An evening with Mr Nice at Greenwich Comedy Festival was always going to be an anecdote-filled night in which the dope smokers present would hang off every word of their anti-hero Howard Marks who, like a cool Uncle who’s been around the block more times than he can remember, has had a life barely imaginable to the rest of us, filled with excitement, scrapes with life’s undesirables and, perhaps surprisingly, extensive philosophising and soul-searching. Hell, seven years in prison will do that to man! But like he says, feel no sympathy for prisoners as they know the risks.

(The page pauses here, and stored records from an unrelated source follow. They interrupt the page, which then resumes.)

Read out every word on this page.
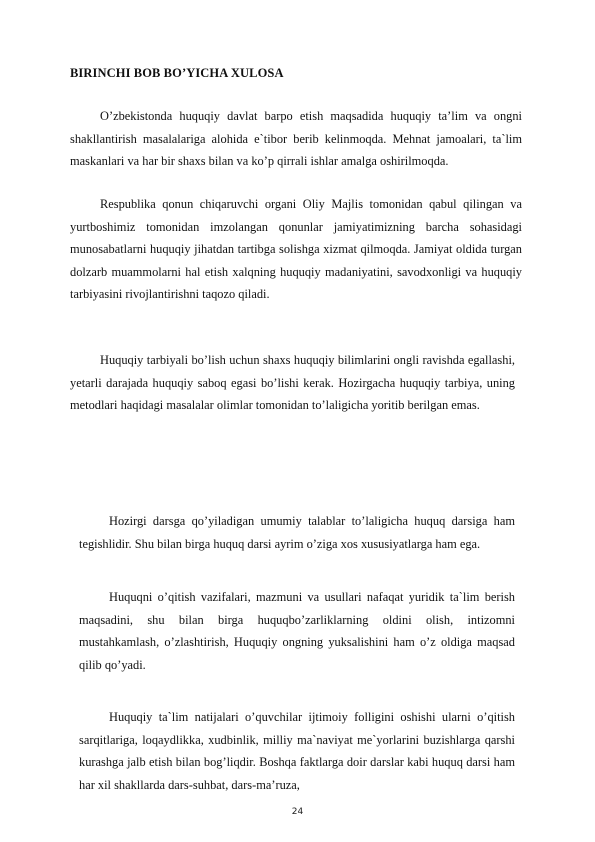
BIRINCHI BOB BO’YICHA XULOSA

O’zbekistonda huquqiy davlat barpo etish maqsadida huquqiy ta’lim va ongni shakllantirish masalalariga alohida e`tibor berib kelinmoqda. Mehnat jamoalari, ta`lim maskanlari va har bir shaxs bilan va ko’p qirrali ishlar amalga oshirilmoqda.

Respublika qonun chiqaruvchi organi Oliy Majlis tomonidan qabul qilingan va yurtboshimiz tomonidan imzolangan qonunlar jamiyatimizning barcha sohasidagi munosabatlarni huquqiy jihatdan tartibga solishga xizmat qilmoqda. Jamiyat oldida turgan dolzarb muammolarni hal etish xalqning huquqiy madaniyatini, savodxonligi va huquqiy tarbiyasini rivojlantirishni taqozo qiladi.

Huquqiy tarbiyali bo’lish uchun shaxs huquqiy bilimlarini ongli ravishda egallashi, yetarli darajada huquqiy saboq egasi bo’lishi kerak. Hozirgacha huquqiy tarbiya, uning metodlari haqidagi masalalar olimlar tomonidan to’laligicha yoritib berilgan emas.

Hozirgi darsga qo’yiladigan umumiy talablar to’laligicha huquq darsiga ham tegishlidir. Shu bilan birga huquq darsi ayrim o’ziga xos xususiyatlarga ham ega.

Huquqni o’qitish vazifalari, mazmuni va usullari nafaqat yuridik ta`lim berish maqsadini, shu bilan birga huquqbo’zarliklarning oldini olish, intizomni mustahkamlash, o’zlashtirish, Huquqiy ongning yuksalishini ham o’z oldiga maqsad qilib qo’yadi.

Huquqiy ta`lim natijalari o’quvchilar ijtimoiy folligini oshishi ularni o’qitish sarqitlariga, loqaydlikka, xudbinlik, milliy ma`naviyat me`yorlarini buzishlarga qarshi kurashga jalb etish bilan bog’liqdir. Boshqa faktlarga doir darslar kabi huquq darsi ham har xil shakllarda dars-suhbat, dars-ma’ruza,

24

The evening consisted of over an hour of readings from Marks, which he enthusiastically recited (in between swigs of wine), obviously re-living the moments to our benefit. Sometimes he would digress from the script, like when he was discussing his work with MI6 and a helicopter spontaneously flew overhead (you couldn’t have planned it better!) and he remarked that he has to be careful what he says as they would be out to get him. The final part of the show was the questions and answers session. Occasionally he would be distracted by hecklers or pointless questions, only to put them in their place with dry wit or by playing stupid:
“What are you smoking now?”
“I’m not smoking anything now” (he’d already made his feelings known about the smoking ban!).
Overall, Howard Marks was erudite and sharp with his observations and those with an interest in or a curiosity of his errant lifestyle will not be left disappointed in an evening with Mr Nice, so long as you can ignore some of big mouth stoners who won’t shut up during question time!